The company appears to be well run in terms of operations, employee relations and its understanding of the market; however its capital structure is too conservative (it operates on zero debt in spite of reasonably predictable sales and costs) and senior management does not display ambition to aggressively grow the business organically or through acquisitions. Much of the retained earnings seem to be sitting in cash and increasing inventories.

However, management has succeeded in a 9% 5 year CAGR of net income in spite of strong price competition from China-made MSG, raw materials price volatility and a challenging local economy. However, this rate of growth was probably slightly under the growth rate of the market. In FY 2009, gross profit and EBIT were below the previous year’s results, although much of the industry also saw declines.

Although competitive pressure will probably continue, particularly as the perceived and actual quality of China-made MSG improves, pressure on the Company may alleviate due to rising labor costs in China and the possibility of a strengthening RMB.

However, it’s difficult to envision the company doing anything to significantly grow above the overall rate of growth in the market. The last 5 years of annual reports read like carbon copies describing the “difficult market environment” but there are otherwise not many signs of urgency coming from management as to how the company will tackle market challenges to seek greater market share and profitability.

Viability of the Business Model

The Company has demonstrated its ability to survive and adapt, although it remains to be seen whether management has what it takes to make the company prosper. The company should focus on seeking growth as opposed to merely maintaining market share. Profit margins, averaging under 9% over the last 5 years, could probably be better.

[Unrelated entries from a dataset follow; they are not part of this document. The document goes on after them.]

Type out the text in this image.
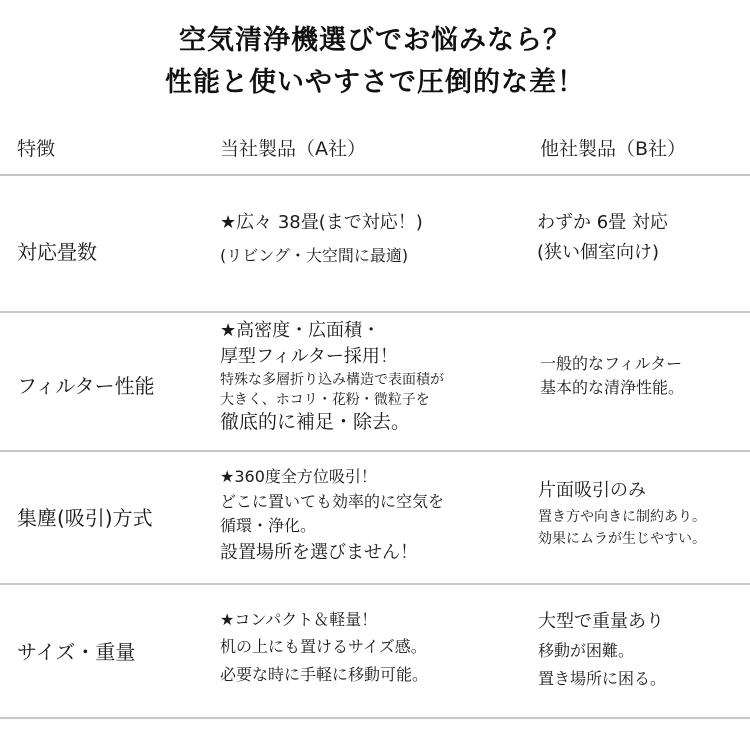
空気清浄機選びでお悩みなら？
性能と使いやすさで圧倒的な差！
特徴	当社製品（A社）	他社製品（B社）
対応畳数
★広々 38畳(まで対応！)
(リビング・大空間に最適)
わずか 6畳 対応
(狭い個室向け)
フィルター性能
★高密度・広面積・
厚型フィルター採用！
特殊な多層折り込み構造で表面積が
大きく、ホコリ・花粉・微粒子を
徹底的に補足・除去。
一般的なフィルター
基本的な清浄性能。
集塵(吸引)方式
★360度全方位吸引！
どこに置いても効率的に空気を
循環・浄化。
設置場所を選びません！
片面吸引のみ
置き方や向きに制約あり。
効果にムラが生じやすい。
サイズ・重量
★コンパクト＆軽量！
机の上にも置けるサイズ感。
必要な時に手軽に移動可能。
大型で重量あり
移動が困難。
置き場所に困る。
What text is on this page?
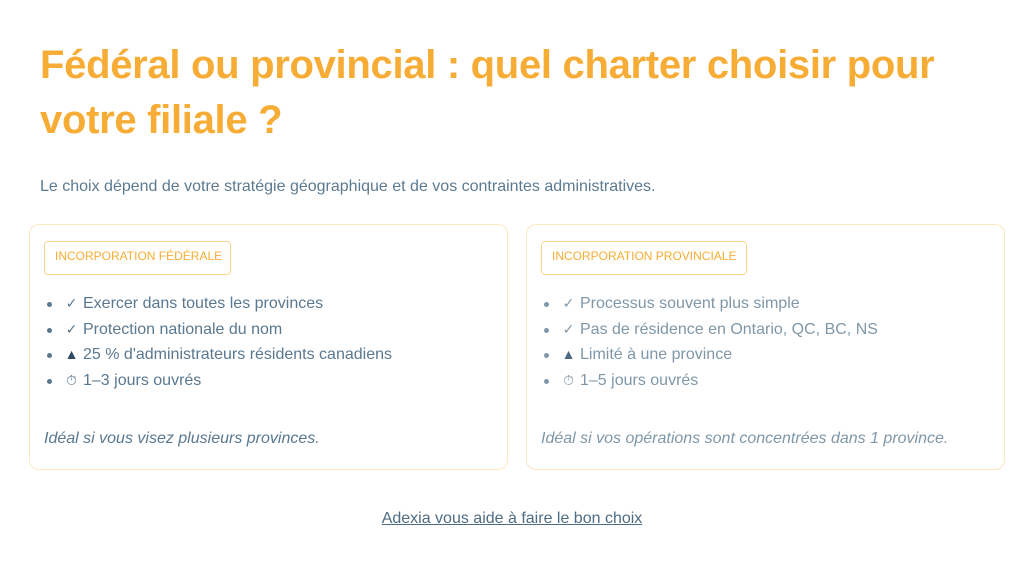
Fédéral ou provincial : quel charter choisir pour votre filiale ?

Le choix dépend de votre stratégie géographique et de vos contraintes administratives.

INCORPORATION FÉDÉRALE
✓ Exercer dans toutes les provinces
✓ Protection nationale du nom
▲ 25 % d'administrateurs résidents canadiens
⏱ 1–3 jours ouvrés

Idéal si vous visez plusieurs provinces.

INCORPORATION PROVINCIALE
✓ Processus souvent plus simple
✓ Pas de résidence en Ontario, QC, BC, NS
▲ Limité à une province
⏱ 1–5 jours ouvrés

Idéal si vos opérations sont concentrées dans 1 province.

Adexia vous aide à faire le bon choix
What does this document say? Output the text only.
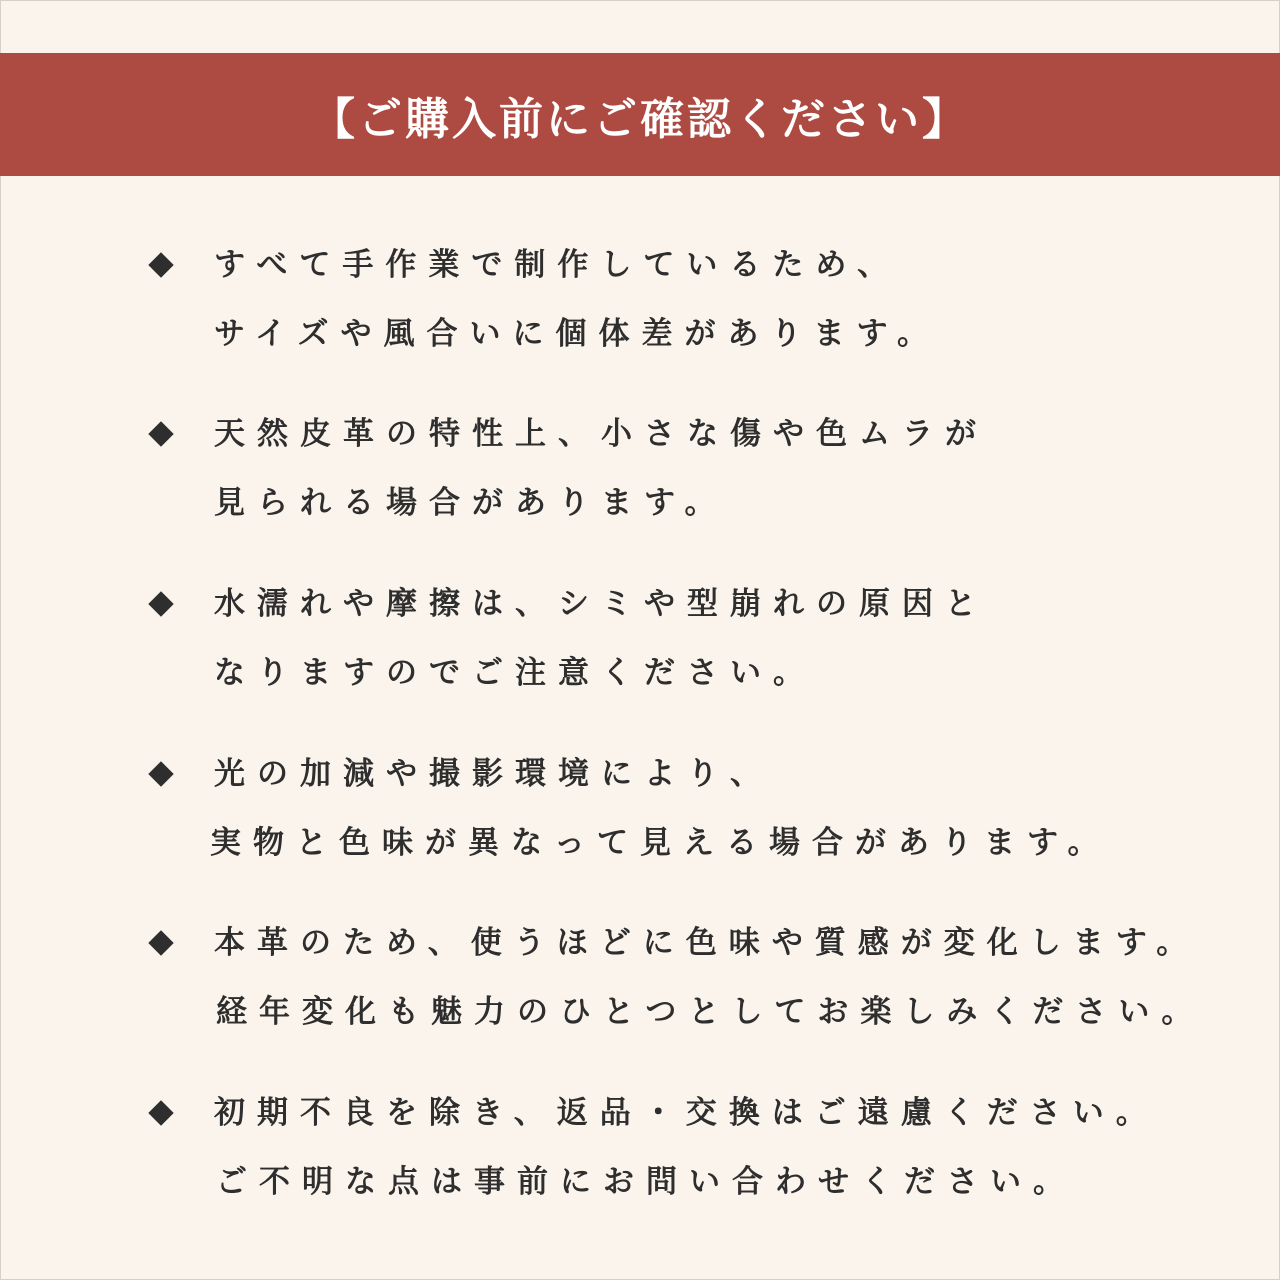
【ご購入前にご確認ください】
すべて手作業で制作しているため、
サイズや風合いに個体差があります。
天然皮革の特性上、小さな傷や色ムラが
見られる場合があります。
水濡れや摩擦は、シミや型崩れの原因と
なりますのでご注意ください。
光の加減や撮影環境により、
実物と色味が異なって見える場合があります。
本革のため、使うほどに色味や質感が変化します。
経年変化も魅力のひとつとしてお楽しみください。
初期不良を除き、返品・交換はご遠慮ください。
ご不明な点は事前にお問い合わせください。
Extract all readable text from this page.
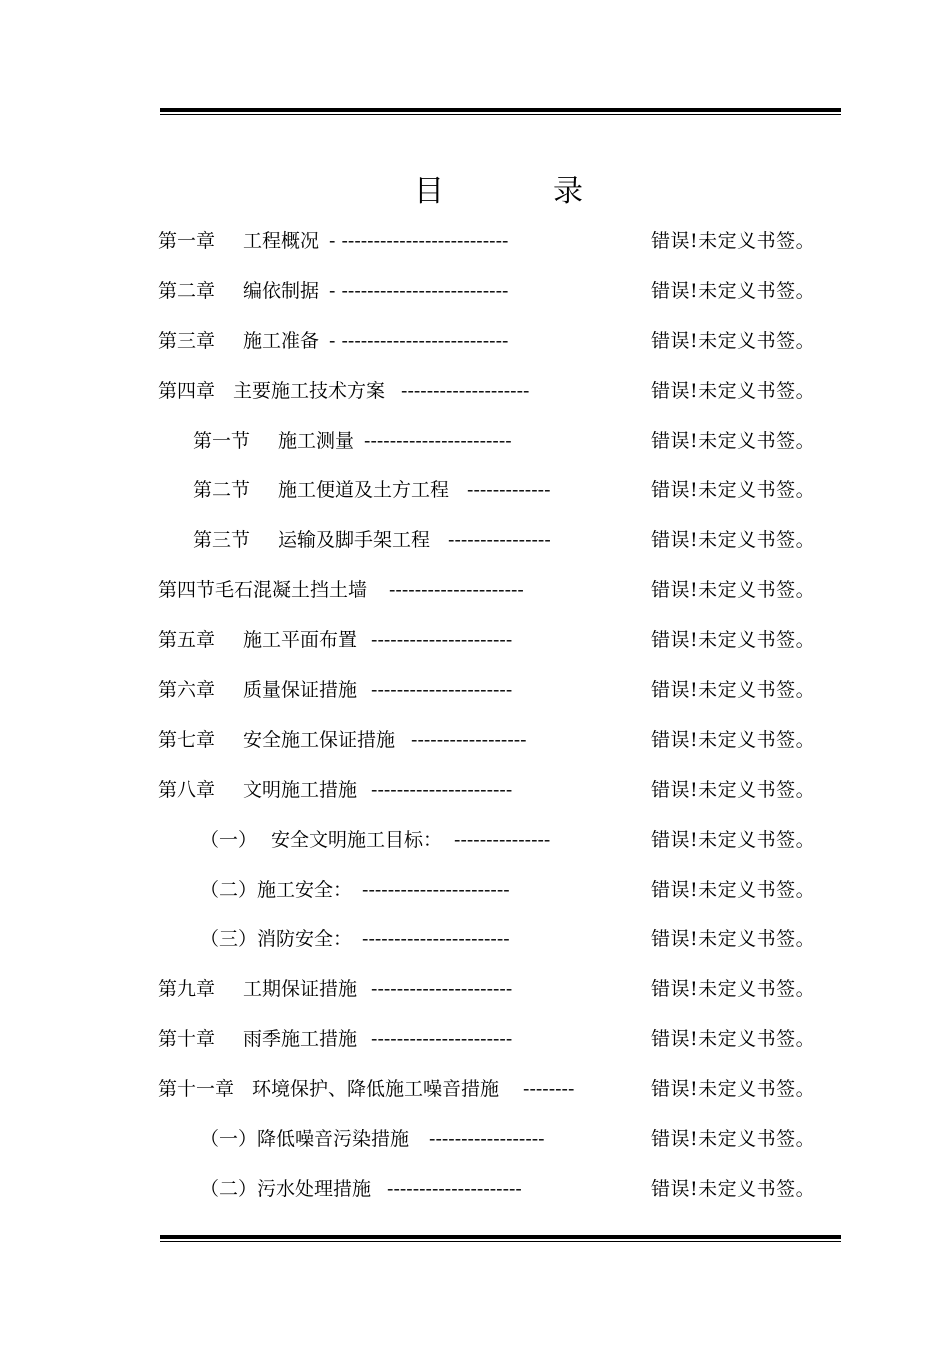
目	录
第一章 工程概况 - --------------------------	错误!未定义书签。
第二章 编依制据 - --------------------------	错误!未定义书签。
第三章 施工准备 - --------------------------	错误!未定义书签。
第四章 主要施工技术方案 --------------------	错误!未定义书签。
第一节 施工测量 -----------------------	错误!未定义书签。
第二节 施工便道及土方工程 -------------	错误!未定义书签。
第三节 运输及脚手架工程 ----------------	错误!未定义书签。
第四节毛石混凝土挡土墙 ---------------------	错误!未定义书签。
第五章 施工平面布置 ----------------------	错误!未定义书签。
第六章 质量保证措施 ----------------------	错误!未定义书签。
第七章 安全施工保证措施 ------------------	错误!未定义书签。
第八章 文明施工措施 ----------------------	错误!未定义书签。
（一） 安全文明施工目标： ---------------	错误!未定义书签。
（二）施工安全： -----------------------	错误!未定义书签。
（三）消防安全： -----------------------	错误!未定义书签。
第九章 工期保证措施 ----------------------	错误!未定义书签。
第十章 雨季施工措施 ----------------------	错误!未定义书签。
第十一章 环境保护、降低施工噪音措施 --------	错误!未定义书签。
（一）降低噪音污染措施 ------------------	错误!未定义书签。
（二）污水处理措施 ---------------------	错误!未定义书签。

Fundamentally one has to ask what the rationale is for this subsidiary company to continue to exist as a listed entity, given the limited growth prospects and how small the company remains. In South East Asia the parent Japanese company retains no less than 14 large subsidiary companies. One could perhaps see strong rationale for consolidating these companies under a listed holding company headquartered in Singapore (consolidate expenses, attract regional professional managers, develop region-specific products, etc.), however the strategic rationale for retaining this listed company is difficult to see, particularly given the very limited mandate that seems to have been given to management.

This will probably remain a “muddle-through” stock in the years ahead. The defensive qualities of the product and the management could merit consideration at the right price, but probably not at a P/E approaching 10x, given the apparent lack of urgency by management to pursue growth and improve profit margins.